Она непонимающе уставилась на незнакомца, потом медленно поднялась с места, стала собирать чемодан. Она выждала момент, и кинулась в коридор к телефонному аппарату, но незнакомый ей мужчина ее легко перехватил, свернул больно руку.
– Дура, не делай глупостей, а то останешься одна тут с дитём своим!
Он указал на ее живот, и она вдруг поняла, что не успела никому рассказать о своей беременности, а этот небритый матрос почему – то все о ней знает.
Почти на автомате стала упаковывать вещи.
– Не уберег я Арсения, ох, не уберег! А ведь я его старший брат, отцу обещал что не оставлю в беде. Беда она не спрашивает, сама приходит. Никому не звони, уехать следует, пока время есть, прорвемся. Пусть думают, что в Финляндию подались. Нам надежно схорониться нужно, выходить его, как следует, а потом мы вернёмся, даст ангел, вернемся еще!
Услышав его слова, что «Даст ангел», товарищ Любка поняла, что это действительно брат Арсения, тот сам ночью иногда так говорил, «даст ангел!»
* * *
Крестьянские сани медленно тащились заснеженным трактом. Ямщик зло погонял лошадей, в кузове лежал Арсений, который недавно открыл глаза. И первое что он увидел, это было счастливое лицо женщины, которую он успел полюбить. Он криво улыбнулся, свежий шрам на горле зачесался. Где – то рядом он слышал песню, которую знал с детства, ему казалось, что он счастлив, что остался жив. Так они и ехали ночным заснеженным трактом, возвращались туда, где их ждали. Домой.
Вайсбург – это очень старинный замок. Место, выбранное для собрания высших посвященных СС. Откуда – то доносится монотонный звук, если не знаешь, то никогда не догадаешься. Это десяток тибетских монахов исполняют свою мантру. Молитву принято часто повторять, и присутствующих это уже не удивляет.

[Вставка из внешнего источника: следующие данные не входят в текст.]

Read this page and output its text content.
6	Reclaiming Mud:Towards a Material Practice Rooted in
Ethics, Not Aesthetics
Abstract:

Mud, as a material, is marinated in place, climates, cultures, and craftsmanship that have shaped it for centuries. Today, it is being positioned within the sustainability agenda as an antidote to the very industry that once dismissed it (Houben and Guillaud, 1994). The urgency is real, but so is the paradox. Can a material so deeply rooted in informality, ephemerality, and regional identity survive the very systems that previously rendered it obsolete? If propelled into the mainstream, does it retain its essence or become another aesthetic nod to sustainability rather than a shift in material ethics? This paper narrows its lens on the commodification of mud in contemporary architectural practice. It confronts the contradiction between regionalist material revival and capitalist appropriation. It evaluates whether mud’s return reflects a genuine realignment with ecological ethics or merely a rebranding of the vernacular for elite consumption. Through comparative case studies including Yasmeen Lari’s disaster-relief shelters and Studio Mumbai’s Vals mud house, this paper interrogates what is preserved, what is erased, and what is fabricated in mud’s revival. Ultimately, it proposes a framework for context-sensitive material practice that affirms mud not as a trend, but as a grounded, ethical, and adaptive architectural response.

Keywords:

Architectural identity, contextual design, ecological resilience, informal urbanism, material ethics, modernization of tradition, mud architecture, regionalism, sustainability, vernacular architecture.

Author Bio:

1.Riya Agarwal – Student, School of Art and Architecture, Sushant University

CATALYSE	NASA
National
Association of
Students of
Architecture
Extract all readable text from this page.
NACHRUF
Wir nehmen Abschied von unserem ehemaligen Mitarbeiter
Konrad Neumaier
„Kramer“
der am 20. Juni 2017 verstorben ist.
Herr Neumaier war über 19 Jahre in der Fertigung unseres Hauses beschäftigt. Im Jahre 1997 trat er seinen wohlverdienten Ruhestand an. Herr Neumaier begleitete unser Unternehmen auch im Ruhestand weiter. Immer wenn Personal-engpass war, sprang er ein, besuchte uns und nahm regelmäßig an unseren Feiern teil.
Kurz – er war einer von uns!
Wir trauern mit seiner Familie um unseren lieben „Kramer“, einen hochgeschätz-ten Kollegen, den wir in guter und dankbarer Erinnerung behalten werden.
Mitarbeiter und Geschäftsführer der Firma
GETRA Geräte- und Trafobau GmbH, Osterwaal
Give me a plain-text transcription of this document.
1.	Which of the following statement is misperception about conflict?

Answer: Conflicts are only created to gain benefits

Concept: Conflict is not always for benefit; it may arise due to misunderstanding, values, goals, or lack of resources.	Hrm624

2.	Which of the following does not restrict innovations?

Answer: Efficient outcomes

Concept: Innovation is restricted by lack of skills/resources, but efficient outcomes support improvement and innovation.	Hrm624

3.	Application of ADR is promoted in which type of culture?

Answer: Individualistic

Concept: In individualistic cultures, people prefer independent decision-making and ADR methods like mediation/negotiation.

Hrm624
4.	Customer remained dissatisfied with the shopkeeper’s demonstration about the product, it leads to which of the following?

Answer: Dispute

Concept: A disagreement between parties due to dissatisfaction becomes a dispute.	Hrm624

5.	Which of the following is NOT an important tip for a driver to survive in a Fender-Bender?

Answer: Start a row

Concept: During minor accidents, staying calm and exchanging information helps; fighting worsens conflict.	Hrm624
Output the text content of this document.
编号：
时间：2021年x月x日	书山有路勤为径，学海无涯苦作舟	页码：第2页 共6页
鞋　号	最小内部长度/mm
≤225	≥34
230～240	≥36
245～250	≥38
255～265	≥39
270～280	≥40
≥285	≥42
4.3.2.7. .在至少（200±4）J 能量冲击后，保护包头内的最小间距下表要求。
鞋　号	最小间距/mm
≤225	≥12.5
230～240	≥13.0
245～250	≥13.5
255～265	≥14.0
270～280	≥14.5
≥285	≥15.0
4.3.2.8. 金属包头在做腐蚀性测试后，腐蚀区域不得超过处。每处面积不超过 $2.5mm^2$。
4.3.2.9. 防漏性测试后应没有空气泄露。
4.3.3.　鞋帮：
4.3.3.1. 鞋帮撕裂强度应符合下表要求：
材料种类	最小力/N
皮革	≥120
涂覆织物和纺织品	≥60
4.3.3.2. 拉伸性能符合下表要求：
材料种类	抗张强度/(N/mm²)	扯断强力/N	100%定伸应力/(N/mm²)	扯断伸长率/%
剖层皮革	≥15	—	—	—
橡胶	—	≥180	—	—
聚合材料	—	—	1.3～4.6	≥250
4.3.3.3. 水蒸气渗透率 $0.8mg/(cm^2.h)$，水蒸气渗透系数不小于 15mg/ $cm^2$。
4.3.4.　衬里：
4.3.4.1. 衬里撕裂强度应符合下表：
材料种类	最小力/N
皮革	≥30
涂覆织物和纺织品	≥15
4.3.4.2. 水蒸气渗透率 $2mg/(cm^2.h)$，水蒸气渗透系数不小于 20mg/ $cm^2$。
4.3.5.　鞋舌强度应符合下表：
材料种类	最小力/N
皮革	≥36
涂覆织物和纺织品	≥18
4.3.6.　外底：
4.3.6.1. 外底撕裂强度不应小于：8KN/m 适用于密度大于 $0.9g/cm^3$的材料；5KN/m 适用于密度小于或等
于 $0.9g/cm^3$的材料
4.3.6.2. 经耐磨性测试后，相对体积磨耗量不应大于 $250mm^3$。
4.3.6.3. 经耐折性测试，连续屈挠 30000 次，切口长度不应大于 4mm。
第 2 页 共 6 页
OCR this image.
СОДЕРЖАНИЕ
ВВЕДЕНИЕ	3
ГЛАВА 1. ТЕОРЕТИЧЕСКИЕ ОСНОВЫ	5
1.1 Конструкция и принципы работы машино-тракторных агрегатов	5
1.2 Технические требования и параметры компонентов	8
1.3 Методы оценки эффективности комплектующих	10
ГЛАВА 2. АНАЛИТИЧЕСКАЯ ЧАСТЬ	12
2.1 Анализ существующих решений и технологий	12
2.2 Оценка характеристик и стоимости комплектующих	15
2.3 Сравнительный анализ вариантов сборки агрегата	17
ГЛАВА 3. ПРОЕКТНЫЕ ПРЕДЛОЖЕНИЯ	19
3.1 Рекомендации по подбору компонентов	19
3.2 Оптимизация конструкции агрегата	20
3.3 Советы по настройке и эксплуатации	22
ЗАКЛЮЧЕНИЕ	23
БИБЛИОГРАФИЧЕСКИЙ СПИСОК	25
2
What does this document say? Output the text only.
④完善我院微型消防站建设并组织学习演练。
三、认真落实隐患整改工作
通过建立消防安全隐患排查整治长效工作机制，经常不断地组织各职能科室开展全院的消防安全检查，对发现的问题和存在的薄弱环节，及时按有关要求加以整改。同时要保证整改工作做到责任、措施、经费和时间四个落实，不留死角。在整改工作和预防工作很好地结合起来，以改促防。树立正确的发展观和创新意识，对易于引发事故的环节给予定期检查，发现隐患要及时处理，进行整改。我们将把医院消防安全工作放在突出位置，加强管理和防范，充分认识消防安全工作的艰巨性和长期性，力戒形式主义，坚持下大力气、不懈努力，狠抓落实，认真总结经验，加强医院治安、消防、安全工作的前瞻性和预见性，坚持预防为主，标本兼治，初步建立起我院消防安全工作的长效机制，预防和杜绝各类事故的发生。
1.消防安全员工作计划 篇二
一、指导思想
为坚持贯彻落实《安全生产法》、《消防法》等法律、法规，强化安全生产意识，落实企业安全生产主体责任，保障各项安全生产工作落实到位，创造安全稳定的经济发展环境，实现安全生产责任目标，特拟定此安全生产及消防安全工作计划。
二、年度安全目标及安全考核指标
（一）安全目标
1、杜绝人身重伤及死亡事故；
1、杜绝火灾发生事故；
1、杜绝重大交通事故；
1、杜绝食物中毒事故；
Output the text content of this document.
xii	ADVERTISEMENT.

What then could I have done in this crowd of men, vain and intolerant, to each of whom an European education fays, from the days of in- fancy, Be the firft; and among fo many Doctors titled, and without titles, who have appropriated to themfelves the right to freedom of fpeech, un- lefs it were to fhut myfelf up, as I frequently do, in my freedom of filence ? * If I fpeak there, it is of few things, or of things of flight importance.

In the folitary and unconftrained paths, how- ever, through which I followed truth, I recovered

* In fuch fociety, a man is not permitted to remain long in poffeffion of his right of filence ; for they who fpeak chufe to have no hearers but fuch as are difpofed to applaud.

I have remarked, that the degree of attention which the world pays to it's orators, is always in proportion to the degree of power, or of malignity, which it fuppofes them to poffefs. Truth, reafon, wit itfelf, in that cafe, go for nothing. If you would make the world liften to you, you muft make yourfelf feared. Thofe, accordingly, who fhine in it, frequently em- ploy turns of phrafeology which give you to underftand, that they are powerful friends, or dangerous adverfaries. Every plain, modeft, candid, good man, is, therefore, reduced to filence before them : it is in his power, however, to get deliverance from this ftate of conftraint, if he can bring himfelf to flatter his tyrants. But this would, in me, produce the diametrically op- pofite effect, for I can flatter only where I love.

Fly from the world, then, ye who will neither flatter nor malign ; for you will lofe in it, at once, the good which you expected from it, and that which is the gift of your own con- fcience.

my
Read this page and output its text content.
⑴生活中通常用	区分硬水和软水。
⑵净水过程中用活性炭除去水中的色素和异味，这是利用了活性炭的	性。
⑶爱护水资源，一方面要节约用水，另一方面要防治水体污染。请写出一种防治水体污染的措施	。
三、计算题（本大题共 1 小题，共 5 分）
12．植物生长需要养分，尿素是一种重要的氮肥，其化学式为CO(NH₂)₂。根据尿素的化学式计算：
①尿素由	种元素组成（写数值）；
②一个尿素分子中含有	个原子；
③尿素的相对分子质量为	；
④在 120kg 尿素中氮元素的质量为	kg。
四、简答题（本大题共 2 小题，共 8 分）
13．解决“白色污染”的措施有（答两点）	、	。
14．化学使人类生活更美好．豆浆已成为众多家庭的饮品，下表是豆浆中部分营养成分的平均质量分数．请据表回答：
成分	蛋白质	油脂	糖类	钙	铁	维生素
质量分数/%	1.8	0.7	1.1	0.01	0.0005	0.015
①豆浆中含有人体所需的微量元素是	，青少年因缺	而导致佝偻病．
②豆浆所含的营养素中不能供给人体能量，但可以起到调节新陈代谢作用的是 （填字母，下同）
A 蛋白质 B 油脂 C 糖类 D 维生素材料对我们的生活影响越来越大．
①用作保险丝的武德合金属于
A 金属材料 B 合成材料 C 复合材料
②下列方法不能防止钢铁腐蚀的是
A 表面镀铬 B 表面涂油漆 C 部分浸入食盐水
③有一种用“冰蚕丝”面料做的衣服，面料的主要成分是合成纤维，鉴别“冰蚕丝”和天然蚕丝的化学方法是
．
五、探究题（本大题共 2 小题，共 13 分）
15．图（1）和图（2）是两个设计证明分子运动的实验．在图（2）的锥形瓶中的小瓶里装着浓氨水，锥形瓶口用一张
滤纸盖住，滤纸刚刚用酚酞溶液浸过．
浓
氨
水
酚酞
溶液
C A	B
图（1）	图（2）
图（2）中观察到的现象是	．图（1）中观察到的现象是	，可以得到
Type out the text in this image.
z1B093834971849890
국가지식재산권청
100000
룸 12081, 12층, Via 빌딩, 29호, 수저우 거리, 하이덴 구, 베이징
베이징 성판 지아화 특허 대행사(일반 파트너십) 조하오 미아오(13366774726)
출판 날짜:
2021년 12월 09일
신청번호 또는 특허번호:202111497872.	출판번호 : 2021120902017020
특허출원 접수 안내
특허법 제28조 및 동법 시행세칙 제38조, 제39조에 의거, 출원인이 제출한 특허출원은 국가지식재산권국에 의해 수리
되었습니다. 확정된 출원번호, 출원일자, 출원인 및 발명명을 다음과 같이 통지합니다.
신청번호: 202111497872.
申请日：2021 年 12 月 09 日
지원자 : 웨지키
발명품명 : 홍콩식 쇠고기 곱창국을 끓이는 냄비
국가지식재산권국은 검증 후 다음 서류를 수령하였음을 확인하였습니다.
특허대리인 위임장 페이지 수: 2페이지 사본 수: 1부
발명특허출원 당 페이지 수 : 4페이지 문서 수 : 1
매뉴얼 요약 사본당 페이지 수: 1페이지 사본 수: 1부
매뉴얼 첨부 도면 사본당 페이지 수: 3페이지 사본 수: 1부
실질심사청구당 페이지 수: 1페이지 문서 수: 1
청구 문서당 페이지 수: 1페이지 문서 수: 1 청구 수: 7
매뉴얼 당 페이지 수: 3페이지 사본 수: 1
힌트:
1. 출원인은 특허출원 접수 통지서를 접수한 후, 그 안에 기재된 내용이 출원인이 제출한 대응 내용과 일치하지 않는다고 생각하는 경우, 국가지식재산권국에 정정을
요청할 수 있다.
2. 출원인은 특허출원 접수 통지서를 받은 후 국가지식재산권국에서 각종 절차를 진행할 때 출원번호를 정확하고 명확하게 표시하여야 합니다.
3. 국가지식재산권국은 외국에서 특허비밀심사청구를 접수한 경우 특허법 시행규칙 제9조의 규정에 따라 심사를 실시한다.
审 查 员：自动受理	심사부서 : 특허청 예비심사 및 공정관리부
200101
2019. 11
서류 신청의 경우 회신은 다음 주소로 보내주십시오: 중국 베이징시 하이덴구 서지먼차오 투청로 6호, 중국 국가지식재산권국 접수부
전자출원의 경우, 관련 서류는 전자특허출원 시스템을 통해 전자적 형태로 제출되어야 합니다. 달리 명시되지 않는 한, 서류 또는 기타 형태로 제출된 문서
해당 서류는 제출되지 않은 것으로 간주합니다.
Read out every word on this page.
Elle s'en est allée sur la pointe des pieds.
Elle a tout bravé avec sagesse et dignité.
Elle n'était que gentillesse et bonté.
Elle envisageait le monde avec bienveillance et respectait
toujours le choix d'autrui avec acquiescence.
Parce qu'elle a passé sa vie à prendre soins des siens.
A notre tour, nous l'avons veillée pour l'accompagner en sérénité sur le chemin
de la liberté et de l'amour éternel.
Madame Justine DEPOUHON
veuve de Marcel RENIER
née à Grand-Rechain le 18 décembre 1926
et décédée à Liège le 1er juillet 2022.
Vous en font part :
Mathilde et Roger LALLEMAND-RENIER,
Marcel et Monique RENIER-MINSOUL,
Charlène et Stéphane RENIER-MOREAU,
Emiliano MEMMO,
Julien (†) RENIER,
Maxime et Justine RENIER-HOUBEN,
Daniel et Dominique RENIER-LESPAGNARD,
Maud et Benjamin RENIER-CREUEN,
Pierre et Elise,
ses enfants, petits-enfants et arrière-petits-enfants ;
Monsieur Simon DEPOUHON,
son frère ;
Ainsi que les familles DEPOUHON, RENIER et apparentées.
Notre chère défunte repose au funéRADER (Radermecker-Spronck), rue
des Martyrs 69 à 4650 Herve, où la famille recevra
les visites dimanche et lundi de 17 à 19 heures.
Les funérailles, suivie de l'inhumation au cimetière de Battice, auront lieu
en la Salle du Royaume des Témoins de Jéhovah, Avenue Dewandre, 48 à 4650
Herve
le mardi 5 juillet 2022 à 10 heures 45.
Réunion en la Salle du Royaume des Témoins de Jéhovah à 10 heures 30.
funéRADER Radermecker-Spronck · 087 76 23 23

Все началось, как обычный диспут. Темой послужило значение социал – националистического движения в стране и в Европе. Этот человек редко был откровенен с остальными членами партии, но иногда на него находила тоска, и он мог многое поведать из своей официальной биографии некоторым гостям, таким как госпожа Чехова, и остальным своим слушателям. Вспоминая тот период, он обтекаемо обо всем рассказал своими словами:
– 1918 год. Конец войны для меня могло быть и концом моей военной карьеры. Звание ефрейтора – это практически потолок в армии. Вот я, как молодой ефрейтор, должен был покинуть прусский госпиталь в Пазевальке. Конечно, я еще желал вернуться в армию после лечения от последствий отравления газом под Ла Монтенем, но страна тогда остро переживала все эти события Ноябрьской революции. Мне уже было понятно, что на тот момент я никому не нужен, и все мои навыки военного специалиста никак не смогут пригодиться в мирное время. Имея несколько серьезных ранений в бедро и в голову, и порой испытывая сильную зависимость от лекарств, я не могу рассчитывать на достойную работу, как полноценный работник.